Censorship does not work. Except in North Korea, maybe. What the Kenya Film Classification Board, which at one time was the Kenya Film Censor Board, attempted to do in 2014 regarding The Wolf of Wall Street, failed and failed on an epic scale. Of course the movie was a profanity-filled crass attempt at toilet humor, but there was no way Kenyans were going to watch it (save for that minority that watches absolutely everything) until the KFCB stepped it, declared that it wouldn't allow it to be screened on Kenyan cinemas, prohibited the fifty-bob DVD guys from selling it and generally promoted the crass bits of the movie.

Censorship failed in Stalin's Russia, in Mao's China, in Indira's India, in Suharto's Malaysia, in the Ayatollahs' Iran, and in Moi's Kenya. It will not work in the twenty first century because every attempt that has ever been made to limit what people can see, read, listen to or watch has failed. I am surprised that our digital government is obsessed with censorship in this day and Age - this is an Information Age.

Kenya seeks to be a developed country at some point in the next century.

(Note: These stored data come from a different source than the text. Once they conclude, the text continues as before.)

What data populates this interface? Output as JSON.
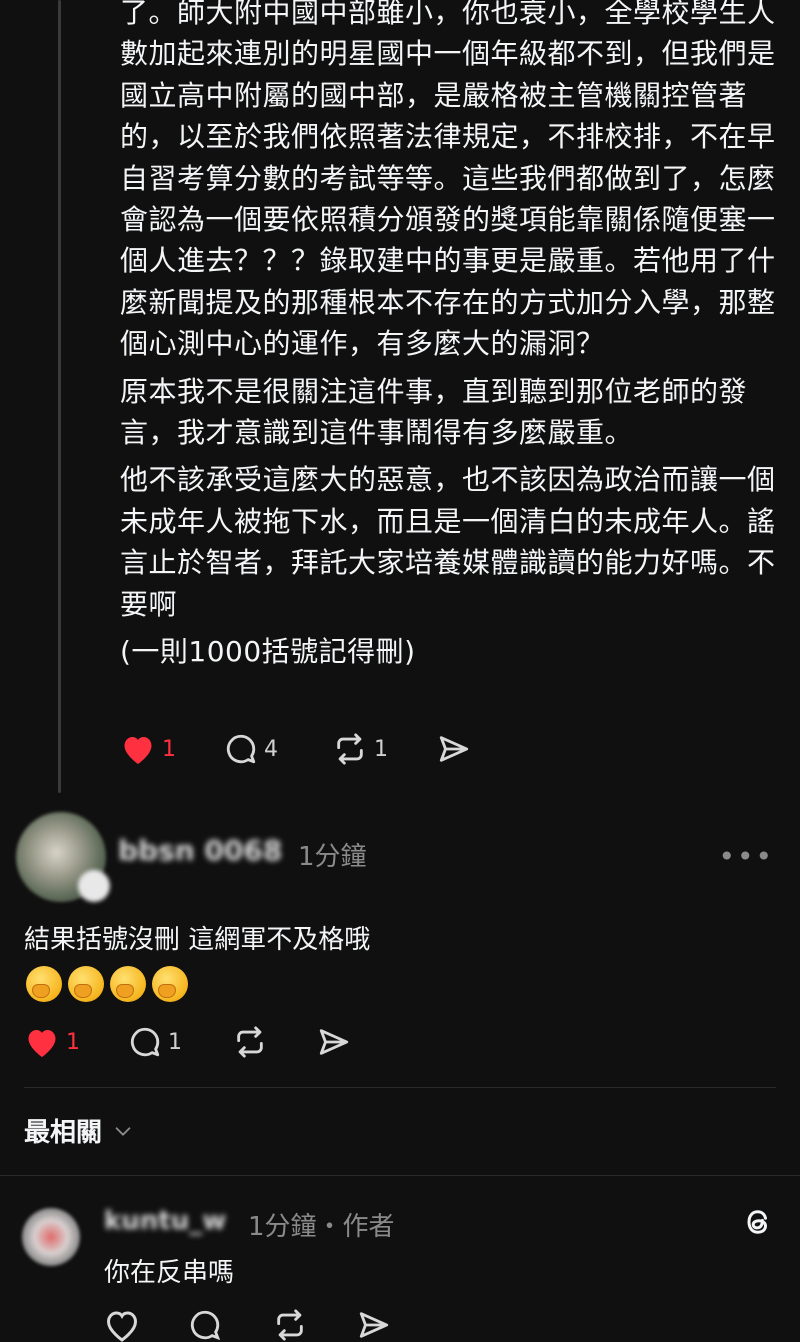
{
  "post": {
    "paragraphs": [
      "了。師大附中國中部雖小，你也衰小，全學校學生人數加起來連別的明星國中一個年級都不到，但我們是國立高中附屬的國中部，是嚴格被主管機關控管著的，以至於我們依照著法律規定，不排校排，不在早自習考算分數的考試等等。這些我們都做到了，怎麼會認為一個要依照積分頒發的獎項能靠關係隨便塞一個人進去？？？錄取建中的事更是嚴重。若他用了什麼新聞提及的那種根本不存在的方式加分入學，那整個心測中心的運作，有多麼大的漏洞？",
      "原本我不是很關注這件事，直到聽到那位老師的發言，我才意識到這件事鬧得有多麼嚴重。",
      "他不該承受這麼大的惡意，也不該因為政治而讓一個未成年人被拖下水，而且是一個清白的未成年人。謠言止於智者，拜託大家培養媒體識讀的能力好嗎。不要啊",
      "(一則1000括號記得刪)"
    ],
    "likes": "1",
    "comments": "4",
    "reposts": "1"
  },
  "reply1": {
    "username": "bbsn 0068",
    "time": "1分鐘",
    "text": "結果括號沒刪 這網軍不及格哦",
    "emoji_count": 4,
    "likes": "1",
    "comments": "1"
  },
  "section": {
    "title": "最相關"
  },
  "reply2": {
    "username": "kuntu_w",
    "time_author": "1分鐘・作者",
    "text": "你在反串嗎"
  },
  "colors": {
    "background": "#101010",
    "like": "#ff3040",
    "secondary": "#8a8a8a"
  }
}
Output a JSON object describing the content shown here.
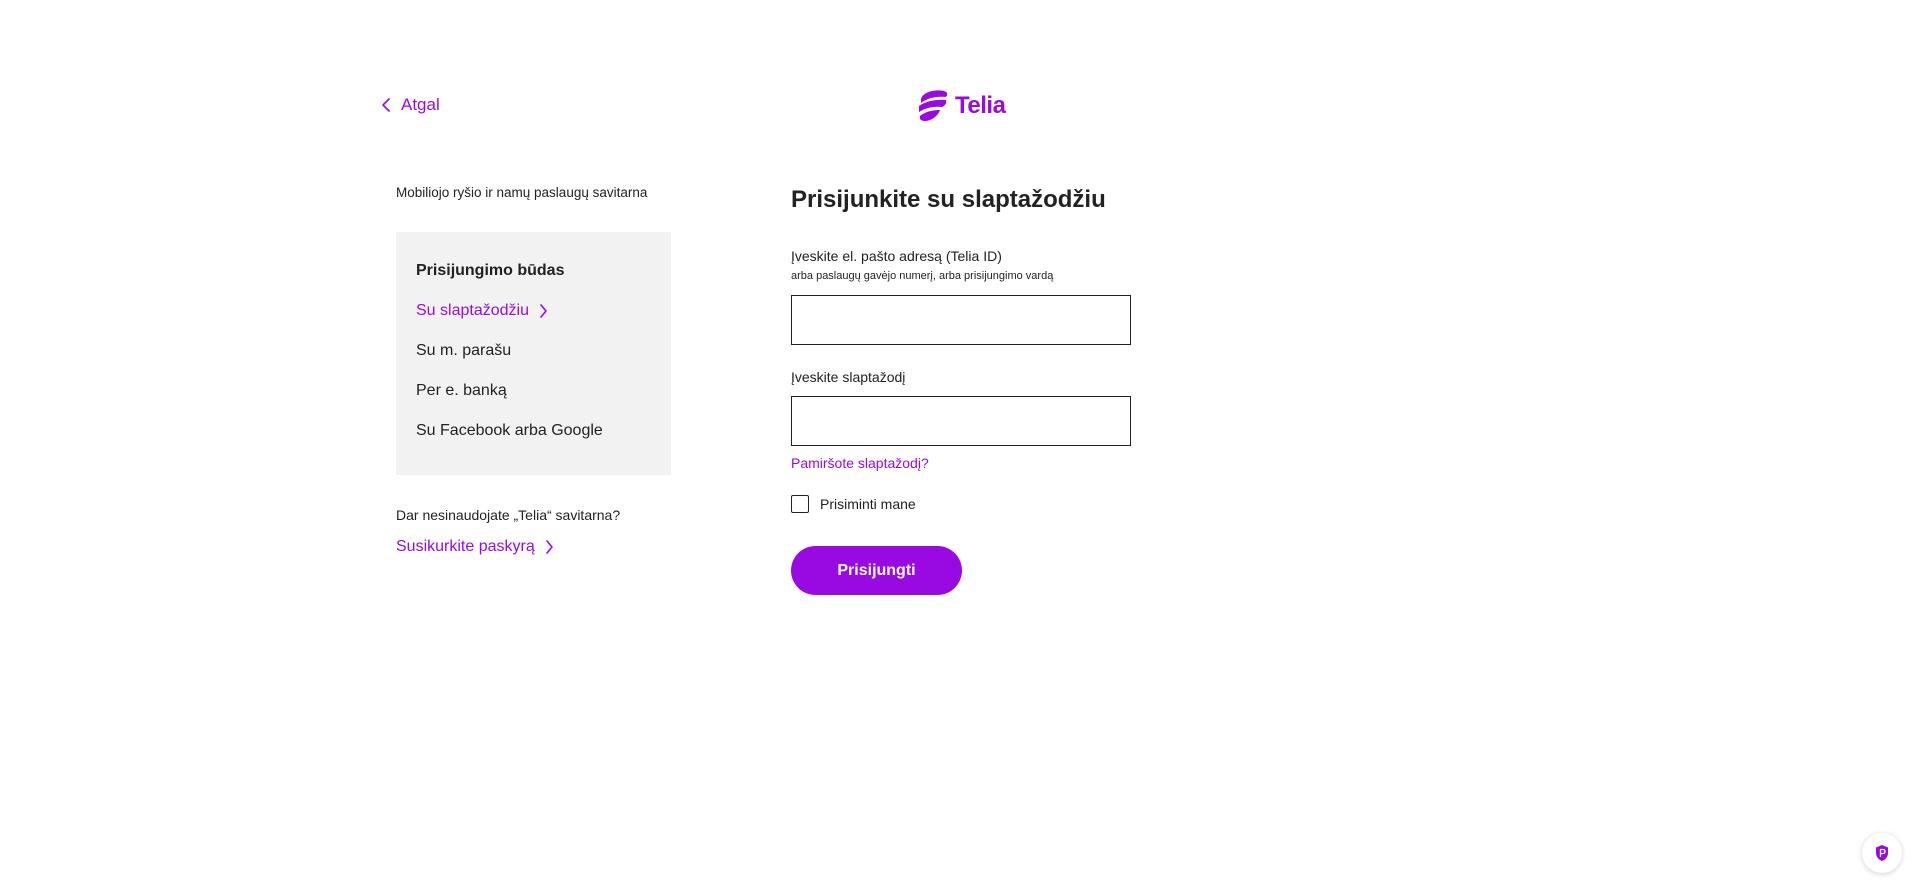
{
  "header": {
    "back_label": "Atgal",
    "logo_text": "Telia"
  },
  "sidebar": {
    "subtitle": "Mobiliojo ryšio ir namų paslaugų savitarna",
    "methods_title": "Prisijungimo būdas",
    "items": [
      {
        "label": "Su slaptažodžiu",
        "active": true
      },
      {
        "label": "Su m. parašu",
        "active": false
      },
      {
        "label": "Per e. banką",
        "active": false
      },
      {
        "label": "Su Facebook arba Google",
        "active": false
      }
    ],
    "no_account_text": "Dar nesinaudojate „Telia“ savitarna?",
    "create_account_label": "Susikurkite paskyrą"
  },
  "form": {
    "title": "Prisijunkite su slaptažodžiu",
    "email_label": "Įveskite el. pašto adresą (Telia ID)",
    "email_hint": "arba paslaugų gavėjo numerį, arba prisijungimo vardą",
    "email_value": "",
    "password_label": "Įveskite slaptažodį",
    "password_value": "",
    "forgot_label": "Pamiršote slaptažodį?",
    "remember_label": "Prisiminti mane",
    "remember_checked": false,
    "submit_label": "Prisijungti"
  },
  "colors": {
    "brand": "#990ae3",
    "text": "#222222",
    "panel_bg": "#f2f2f2"
  },
  "icons": {
    "back": "chevron-left-icon",
    "logo": "telia-pebble-icon",
    "item_arrow": "chevron-right-icon",
    "privacy": "shield-icon"
  }
}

It will not achieve this goal if it stifles the free flow of ideas, even execrable ones like those found in the Wolf of Wall Street. To base its censorship on an ill-defined moral values' standard is to confirm that there are men and women in the government who simply have run out of fresh ideas and are instead building empires made up of rules and regulations that permit them to molest Kenyans almost will.

Look at the Wolf of Wall Street fiasco, for example. Immediately after Kenyans had wiped the tears from their eyes for laughing so hard, they found themselves an internet cafe with sufficient broadband bandwidth, created proxy servers or piggy-backed on the various Tor networks, downloaded the movie and cocked a snook at the KFCB. Kenya has one of the most advanced militaries in Africa, armed with some of the most sophisticated hardware in Africa, but it is governed by wingnuts who simply do not understand what the Information Age means and what we can gain from the free flow of information and knowledge. The KFCB is the epitome of deliberate ignorance in the ocean of information.

The KFCB lives under the false impression that pit is in the business of saving Kenyans from their moral failings and that it is responsible for saving the national Executive from public embarrassment. It is still living in the days of the Mwakenya Movement, when hundreds of Kenyans were brutally abused for publishing seditious material. The KFCB is an anachronism and we must rethink its usefulness.

Its latest power grab is truly bizarre. It is not the Communications Authority, so it cannot lawfully prevent any Kenyan from accessing content via the internet, dial-up telephone, satellite, telegram, telegraph, radio signal or TV broadcast signal. It can't even prevent Kenyans from receiving information by smoke signals! It is not the communications' regulator. It is responsible for regulating cinemas and theatres. That's it. Where it found the power to regulate internet content in the laws of Kenya remains a mystery only its chairman and CEO can explain. The KFCB's usefulness, I fear, is at an end.